Namaste

namasteWhen I ask people if they know what the word namaste means, most know this as the closing blessing of a yoga class.  And while this is generally true, that’s not the most important thing to know about the word, nor does it give you true indication of what the meaning is, or why someone might say it to you.

There are many different ways I have seen namaste defined, but most commonly and simply, it means:  “The divine light in me honors the divine light in you.”  It is an acknowledgment of respect for another and their unique energy and presence.  You might have seen people use it as a gesture of thanks, welcome or gratitude, paired with joining both hands over the heart, palms together, with fingers pointed to the sky.  For whatever reason, I have always found it to be a very graceful, peaceful way for two people to acknowledge each other, whether as equals or as teacher and student.

Five years ago, I didn’t know what the word meant.  I hadn’t had people in my life that regularly used this acknowledgement of another, and I really thought it was just something that yoga teachers and students said.  So when I learned the true meaning, I was quite taken with it.  But interestingly, at nearly the same time, I had someone tell me that namaste was a word that you had to “earn” the right to say…..that you had to have achieved a certain level of spiritual mastery to be able to say it or to sign an e-mail with it.  I found this completely baffling, and contrary to what I understood the meaning to be in the first place!  While I knew namaste to be an acknowledgement of another that is free of ego, this seemed to be an opinion that was full of ego and elitism!

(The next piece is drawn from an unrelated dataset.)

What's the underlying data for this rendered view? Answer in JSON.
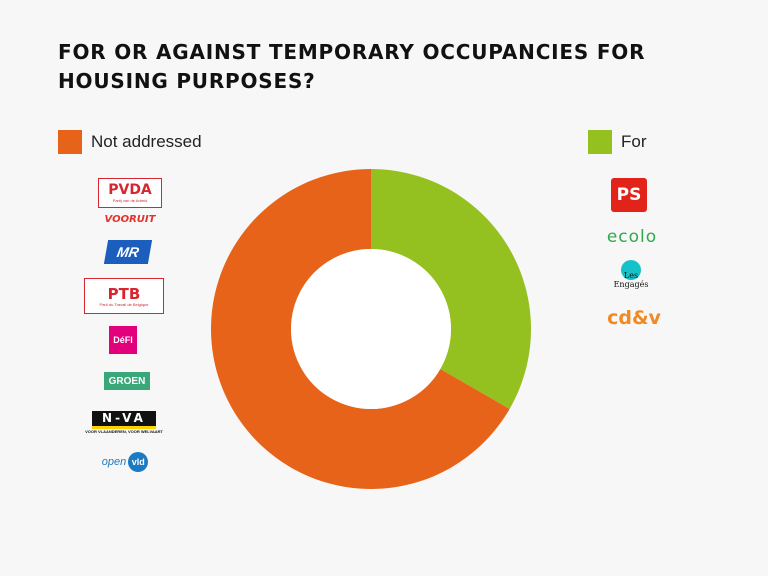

So I made it a personal mission to make sure that I really understood what this word meant, to me and to other people.  What became clear to me was that for the majority of people, they really felt the connection to the energy of honoring another person….to acknowledge that they “see” them and meet them as an equal divine being.  Beautiful.  But I soon realized that it wasn’t that part of this word that I connected to, but instead, the honoring of the divine light in myself.

It has always been easy for me to see the divine in others.  I see the beauty and talents that others have that awe and move me, so saying namaste to another had always been about that for me.  I ultimately realized that the real gift was for me to see and honor the divine in ME.  I am just like so many of us who see our own flaws first, and don’t see the divinity in every detail of who we are.  So acknowledging the divine in myself was more challenging.  But I am working on it, and see the perfection and value in the honoring of all aspects of Self, and striving to see that divinity every day.

In January of 2014, I “saw” a tattoo of the word namaste in my third eye and realized that I wanted to have a reminder of it in the form of a tattoo.  And when my daughter called me less than a week later to tell me she was thinking about getting a tattoo, I knew that it was time.  With a bit of nervous trepidation, I got my Namaste tattoo on the inside of my ankle and I love it. After so much reflection on the word Namaste, it has special meaning to me and my tattoo reminds me each day to honor the divinity in myself.